In fact, Asian American professionals can be at the forefront of creating an egalitarian American society that prioritizes the community over the individual, while also respecting the history and struggles of our parents and elders, which is a common theme when it comes to Asian American identity. We don’t have to destroy our Asian American identity and look down on our parents or their history to enact social change with others.

What we need for more Asian Americans to realize this, especially the many Asian Americans at colleges who are following in people like David Nakamura’s footsteps,  is service-learning education. Education that connects community service with progressive and humanistic theory.

I freely admit that despite my calls to “dismantle capitalism” (a phrase rendered meaningless by wokeness at this point), my education and subsequent political radicalization happened at Cornell University, not in the jungles with the Naxalites (tribal communists in India).

It, however, wasn’t a matter of reading texts within the walls of the Ivory towers, but reading texts—especially Paulo Freire’s Pedagogy of the Oppressed—in conjunction with working directly with a working-class community in Ithaca, constantly learning to upset the power relations in the process of becoming more human with them.

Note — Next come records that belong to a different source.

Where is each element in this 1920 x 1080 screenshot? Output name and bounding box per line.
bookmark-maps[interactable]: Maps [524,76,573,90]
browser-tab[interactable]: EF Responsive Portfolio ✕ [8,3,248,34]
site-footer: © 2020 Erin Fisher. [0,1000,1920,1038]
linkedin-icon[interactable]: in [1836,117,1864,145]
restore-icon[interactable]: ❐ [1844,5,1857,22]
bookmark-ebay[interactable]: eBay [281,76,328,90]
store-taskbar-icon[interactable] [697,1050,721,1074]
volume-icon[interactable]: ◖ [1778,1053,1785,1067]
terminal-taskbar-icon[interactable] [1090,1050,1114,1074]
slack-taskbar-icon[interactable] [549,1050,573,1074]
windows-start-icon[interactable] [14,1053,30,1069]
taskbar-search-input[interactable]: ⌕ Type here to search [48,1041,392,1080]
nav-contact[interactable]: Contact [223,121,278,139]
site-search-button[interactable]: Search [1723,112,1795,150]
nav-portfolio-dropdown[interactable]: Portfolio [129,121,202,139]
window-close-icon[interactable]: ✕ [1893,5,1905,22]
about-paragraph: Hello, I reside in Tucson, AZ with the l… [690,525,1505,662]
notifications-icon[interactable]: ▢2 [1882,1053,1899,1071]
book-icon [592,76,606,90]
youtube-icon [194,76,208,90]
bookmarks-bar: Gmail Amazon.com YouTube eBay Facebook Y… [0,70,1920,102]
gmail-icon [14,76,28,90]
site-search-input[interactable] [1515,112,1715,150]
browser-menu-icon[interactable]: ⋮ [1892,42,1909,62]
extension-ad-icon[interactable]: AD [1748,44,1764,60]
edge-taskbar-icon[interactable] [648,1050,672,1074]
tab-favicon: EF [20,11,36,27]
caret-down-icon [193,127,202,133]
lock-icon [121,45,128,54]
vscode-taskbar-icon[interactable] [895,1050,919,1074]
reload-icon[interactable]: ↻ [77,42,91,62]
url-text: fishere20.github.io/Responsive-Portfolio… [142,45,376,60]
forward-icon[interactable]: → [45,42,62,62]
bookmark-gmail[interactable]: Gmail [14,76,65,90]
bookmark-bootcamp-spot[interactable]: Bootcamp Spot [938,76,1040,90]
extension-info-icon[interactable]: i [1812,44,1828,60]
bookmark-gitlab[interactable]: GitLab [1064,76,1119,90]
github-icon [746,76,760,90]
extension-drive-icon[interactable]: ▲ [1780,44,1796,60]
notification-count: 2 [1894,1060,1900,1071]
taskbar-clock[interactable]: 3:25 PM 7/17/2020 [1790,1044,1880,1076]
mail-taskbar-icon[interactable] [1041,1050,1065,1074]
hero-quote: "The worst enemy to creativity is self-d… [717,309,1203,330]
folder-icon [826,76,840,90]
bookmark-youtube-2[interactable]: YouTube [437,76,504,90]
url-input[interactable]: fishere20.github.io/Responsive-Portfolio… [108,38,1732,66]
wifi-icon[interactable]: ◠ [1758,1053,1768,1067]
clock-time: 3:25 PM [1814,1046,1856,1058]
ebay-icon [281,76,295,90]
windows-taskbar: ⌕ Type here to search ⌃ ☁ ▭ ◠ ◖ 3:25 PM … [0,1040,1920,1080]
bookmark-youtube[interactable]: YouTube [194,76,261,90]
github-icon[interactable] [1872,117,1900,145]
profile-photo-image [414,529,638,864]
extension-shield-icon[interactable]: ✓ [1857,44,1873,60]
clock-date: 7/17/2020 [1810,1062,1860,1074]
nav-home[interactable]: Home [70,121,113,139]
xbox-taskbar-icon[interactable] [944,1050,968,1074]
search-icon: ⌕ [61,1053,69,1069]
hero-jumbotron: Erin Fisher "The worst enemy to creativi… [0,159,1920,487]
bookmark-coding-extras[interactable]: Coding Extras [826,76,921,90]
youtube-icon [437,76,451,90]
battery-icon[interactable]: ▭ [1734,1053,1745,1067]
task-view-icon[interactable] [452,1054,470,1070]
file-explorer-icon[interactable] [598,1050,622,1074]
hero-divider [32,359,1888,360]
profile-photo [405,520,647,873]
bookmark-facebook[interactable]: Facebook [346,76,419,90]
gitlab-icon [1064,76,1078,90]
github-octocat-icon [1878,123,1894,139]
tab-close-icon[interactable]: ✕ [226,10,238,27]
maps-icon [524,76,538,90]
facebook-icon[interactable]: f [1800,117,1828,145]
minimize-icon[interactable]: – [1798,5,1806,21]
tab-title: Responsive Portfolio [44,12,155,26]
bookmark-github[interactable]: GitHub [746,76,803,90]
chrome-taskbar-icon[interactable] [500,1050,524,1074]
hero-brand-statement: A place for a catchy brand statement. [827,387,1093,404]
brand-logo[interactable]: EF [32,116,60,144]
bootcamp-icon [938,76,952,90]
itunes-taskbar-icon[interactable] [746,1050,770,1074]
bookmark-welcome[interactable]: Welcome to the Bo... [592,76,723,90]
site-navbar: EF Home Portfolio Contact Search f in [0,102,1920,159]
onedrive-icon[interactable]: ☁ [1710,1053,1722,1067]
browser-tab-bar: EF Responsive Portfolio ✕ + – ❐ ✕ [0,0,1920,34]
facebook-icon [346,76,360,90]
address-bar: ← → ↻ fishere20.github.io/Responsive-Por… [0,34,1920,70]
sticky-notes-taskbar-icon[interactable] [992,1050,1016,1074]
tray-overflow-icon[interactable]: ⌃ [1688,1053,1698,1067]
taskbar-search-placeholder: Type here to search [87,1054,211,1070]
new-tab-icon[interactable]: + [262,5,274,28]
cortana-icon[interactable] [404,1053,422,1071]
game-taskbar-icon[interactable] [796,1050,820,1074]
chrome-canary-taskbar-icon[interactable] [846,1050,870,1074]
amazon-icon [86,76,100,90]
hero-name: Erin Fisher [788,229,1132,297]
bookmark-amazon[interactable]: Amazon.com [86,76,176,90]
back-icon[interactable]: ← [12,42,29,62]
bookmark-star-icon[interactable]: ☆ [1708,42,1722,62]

David Nakamura isn’t the villain. It would be way too easy to cast myself as the righteous class renouncer and him as a corporate hack, but that rendering would be insulting to his family history and Asian American identity. It would also be disrespectful to my own Asian American identity in that deep down I still want to make my parents proud and redeem them of their sacrifices.

As young, progressive Asian Americans, we must understand that renouncing our class position doesn’t necessarily mean renouncing our family. There is a middle way in which we use our relative privilege for the betterment of society, thus undermining the system that normalizes that privilege as we work.

In the end, I am thankful for my snafu with David Nakamura, because it led to an eye-opening conversation I had with Kelly Yamanouchi that established in myself an Asian American identity grounded in both social justice and respect for Asian American history and family. It is poetic justice that David is a watchdog for the State that incarcerated his parents. Our life can be poetry too, but we must write it.